One thought on “Is Empathy Possible in Today’s Polarized Political Environment?”

  1. I often feel both sad and glad when we seem to “discover” ideas that have long been at the core of our teaching and practice of conflict management.

    It is good to know that “putting ourselves in the other’s shoes” might make a comeback, for reasons mentioned by the article’s authors. No, that does not mean espousing others” values or compromising ones own. And yes, it helps to formulate one’s arguments (strategically) in terms that address others’ concerns, rather than keep harping on one’s own. We’ve known for a long time that if we want to get something done (rather than argue or communicate how virtuous or right we are) we need to come up with proposals that address the others’ needs, not just our own.

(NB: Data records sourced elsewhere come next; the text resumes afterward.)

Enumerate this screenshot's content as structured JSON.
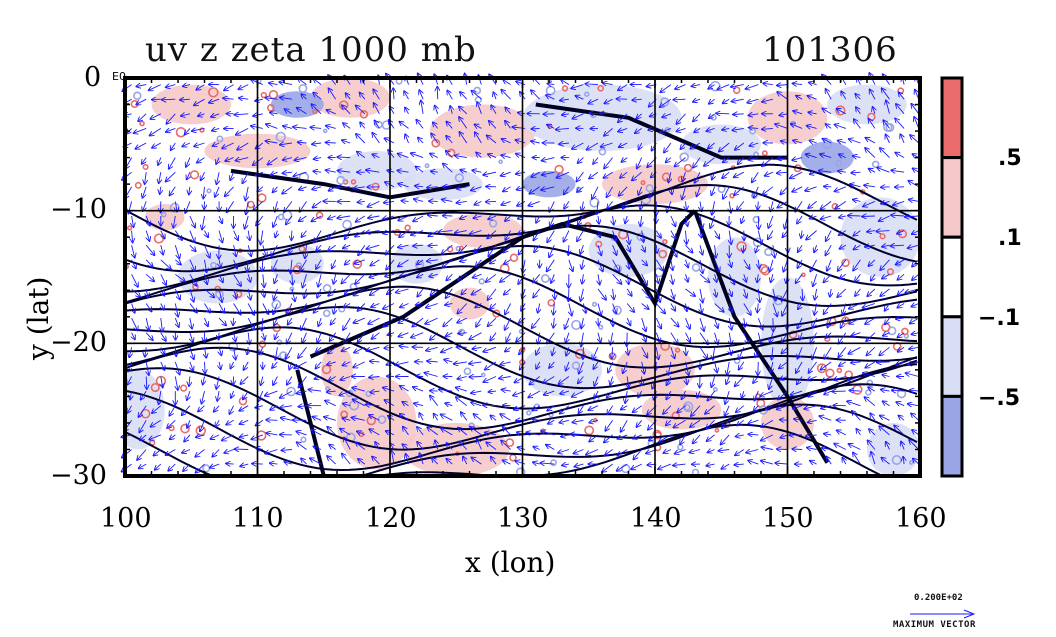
{
  "chart_data": {
    "type": "heatmap",
    "title": "uv z zeta 1000 mb",
    "title_right": "101306",
    "xlabel": "x (lon)",
    "ylabel": "y (lat)",
    "xlim": [
      100,
      160
    ],
    "ylim": [
      -30,
      0
    ],
    "x_ticks": [
      "100",
      "110",
      "120",
      "130",
      "140",
      "150",
      "160"
    ],
    "y_ticks": [
      "0",
      "−10",
      "−20",
      "−30"
    ],
    "corner_label": "E0",
    "grid": true,
    "colorbar": {
      "labels": [
        ".5",
        ".1",
        "−.1",
        "−.5"
      ],
      "bins": [
        {
          "range": "> .5",
          "color": "#e96b6b"
        },
        {
          "range": ".1 to .5",
          "color": "#f5c9c9"
        },
        {
          "range": "-.1 to .1",
          "color": "#ffffff"
        },
        {
          "range": "-.5 to -.1",
          "color": "#d9def5"
        },
        {
          "range": "< -.5",
          "color": "#9aa5e6"
        }
      ]
    },
    "reference_vector": {
      "value": "0.200E+02",
      "caption": "MAXIMUM VECTOR"
    },
    "layers": [
      "wind vectors (uv)",
      "geopotential height contours (z)",
      "relative vorticity shading (zeta)"
    ]
  },
  "colors": {
    "vector": "#1a1aff",
    "contour": "#000033",
    "positive": "#e96b6b",
    "negative": "#9aa5e6",
    "grid": "#000000"
  }
}
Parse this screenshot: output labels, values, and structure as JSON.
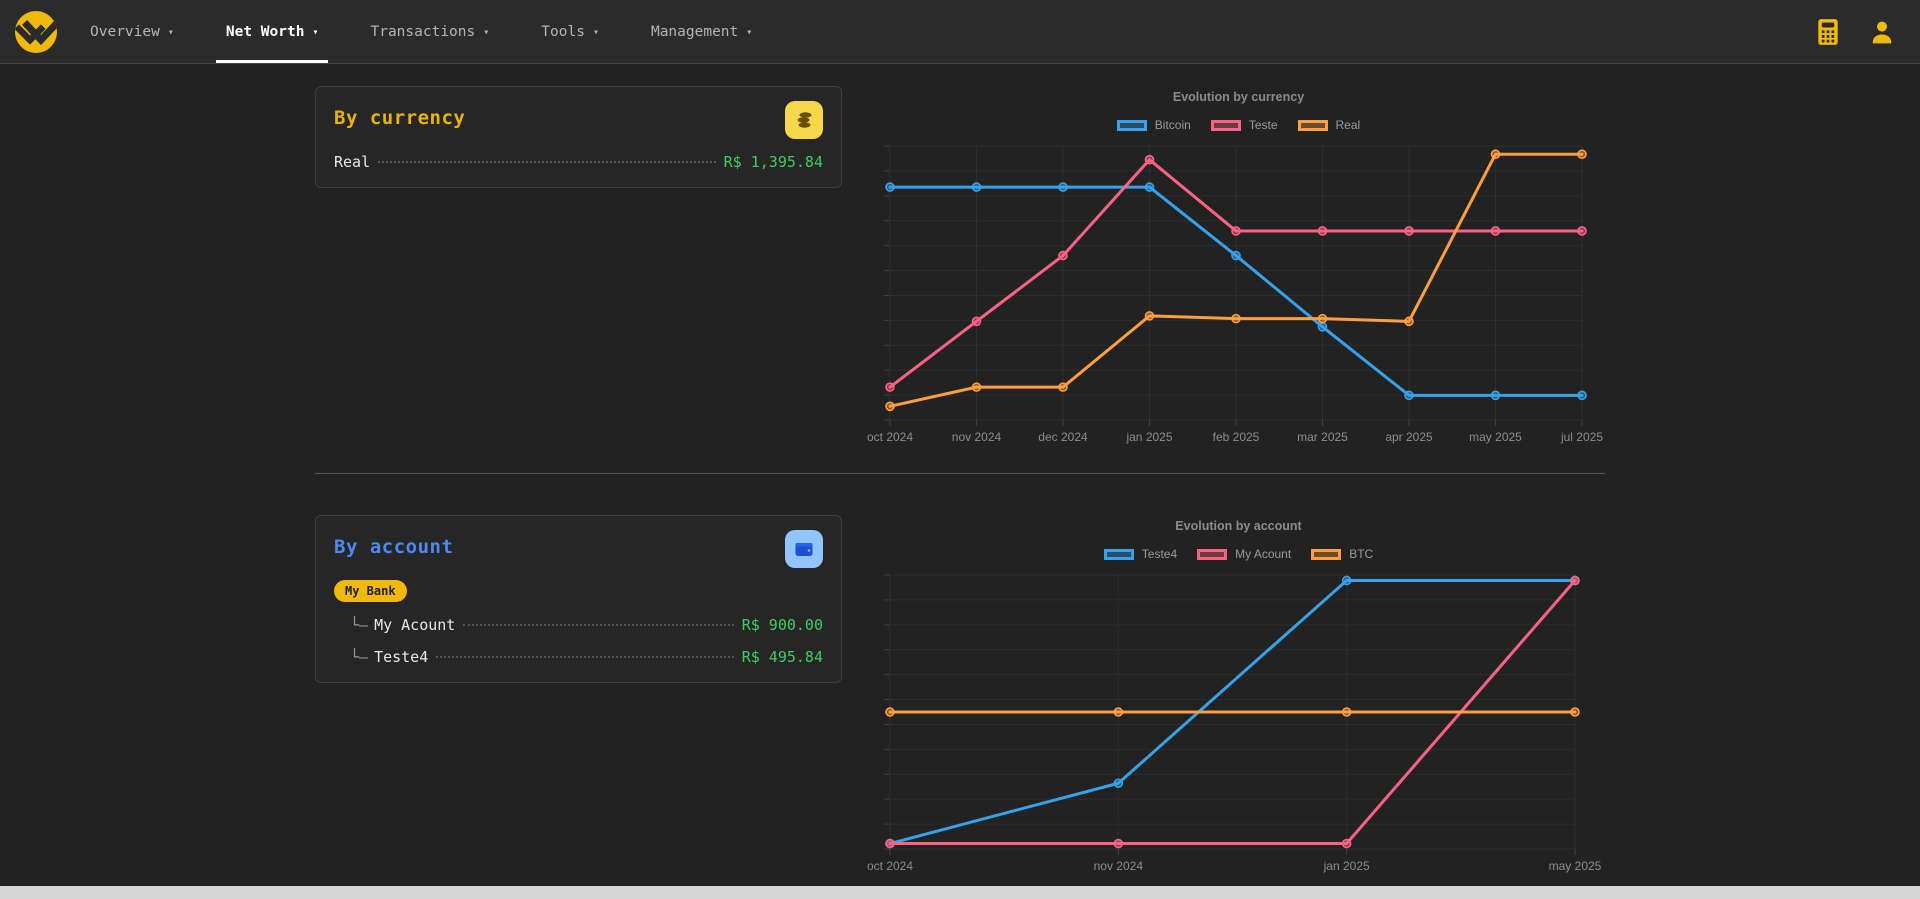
{
  "glyphs": {
    "caret": "▾"
  },
  "colors": {
    "accent_yellow": "#f0b90b",
    "value_green": "#3ecf63",
    "title_yellow": "#eab308",
    "title_blue": "#4b8bf5",
    "chart_blue": "#36a2eb",
    "chart_pink": "#ff6384",
    "chart_orange": "#ff9f40"
  },
  "navbar": {
    "items": [
      {
        "label": "Overview",
        "active": false
      },
      {
        "label": "Net Worth",
        "active": true
      },
      {
        "label": "Transactions",
        "active": false
      },
      {
        "label": "Tools",
        "active": false
      },
      {
        "label": "Management",
        "active": false
      }
    ],
    "icons": [
      "calculator-icon",
      "user-icon"
    ]
  },
  "cards": {
    "by_currency": {
      "title": "By currency",
      "rows": [
        {
          "label": "Real",
          "value": "R$ 1,395.84"
        }
      ]
    },
    "by_account": {
      "title": "By account",
      "group_badge": "My Bank",
      "rows": [
        {
          "prefix": "└–",
          "label": "My Acount",
          "value": "R$ 900.00"
        },
        {
          "prefix": "└–",
          "label": "Teste4",
          "value": "R$ 495.84"
        }
      ]
    }
  },
  "chart_data": [
    {
      "type": "line",
      "title": "Evolution by currency",
      "categories": [
        "oct 2024",
        "nov 2024",
        "dec 2024",
        "jan 2025",
        "feb 2025",
        "mar 2025",
        "apr 2025",
        "may 2025",
        "jul 2025"
      ],
      "series": [
        {
          "name": "Bitcoin",
          "color": "#36a2eb",
          "values": [
            85,
            85,
            85,
            85,
            60,
            34,
            9,
            9,
            9
          ]
        },
        {
          "name": "Teste",
          "color": "#ff6384",
          "values": [
            12,
            36,
            60,
            95,
            69,
            69,
            69,
            69,
            69
          ]
        },
        {
          "name": "Real",
          "color": "#ff9f40",
          "values": [
            5,
            12,
            12,
            38,
            37,
            37,
            36,
            97,
            97
          ]
        }
      ],
      "ylim": [
        0,
        100
      ],
      "y_axis_labels_visible": false,
      "grid": true,
      "legend_position": "top"
    },
    {
      "type": "line",
      "title": "Evolution by account",
      "categories": [
        "oct 2024",
        "nov 2024",
        "jan 2025",
        "may 2025"
      ],
      "series": [
        {
          "name": "Teste4",
          "color": "#36a2eb",
          "values": [
            2,
            24,
            98,
            98
          ]
        },
        {
          "name": "My Acount",
          "color": "#ff6384",
          "values": [
            2,
            2,
            2,
            98
          ]
        },
        {
          "name": "BTC",
          "color": "#ff9f40",
          "values": [
            50,
            50,
            50,
            50
          ]
        }
      ],
      "ylim": [
        0,
        100
      ],
      "y_axis_labels_visible": false,
      "grid": true,
      "legend_position": "top"
    }
  ]
}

    It is also sad to be reminded that in the current switch of focus from interests to values, this knowledge and these skills have been lost even among conflict management professionals. Stereotying and halo effects, once considered by most as judgmental biases detrimental to conflict management, have made a strong comeback. Comically, after observing some evenhandedness for the sake of their arguments, even the article’s authors could not come up with one example of Democrats being swayed by a Republican argument, though they did have examples of the opposite.

    Elections, fresh in our minds, are not the best situations for studying or exercising empathy. They are periodic moments when people can and should, and do let their own values lead. They are not meant to be conflict management processes. But when they are over, we need to get things done. That is when we should focus on interests (people share many, despite value differences), use empathy, and arrive to agreements.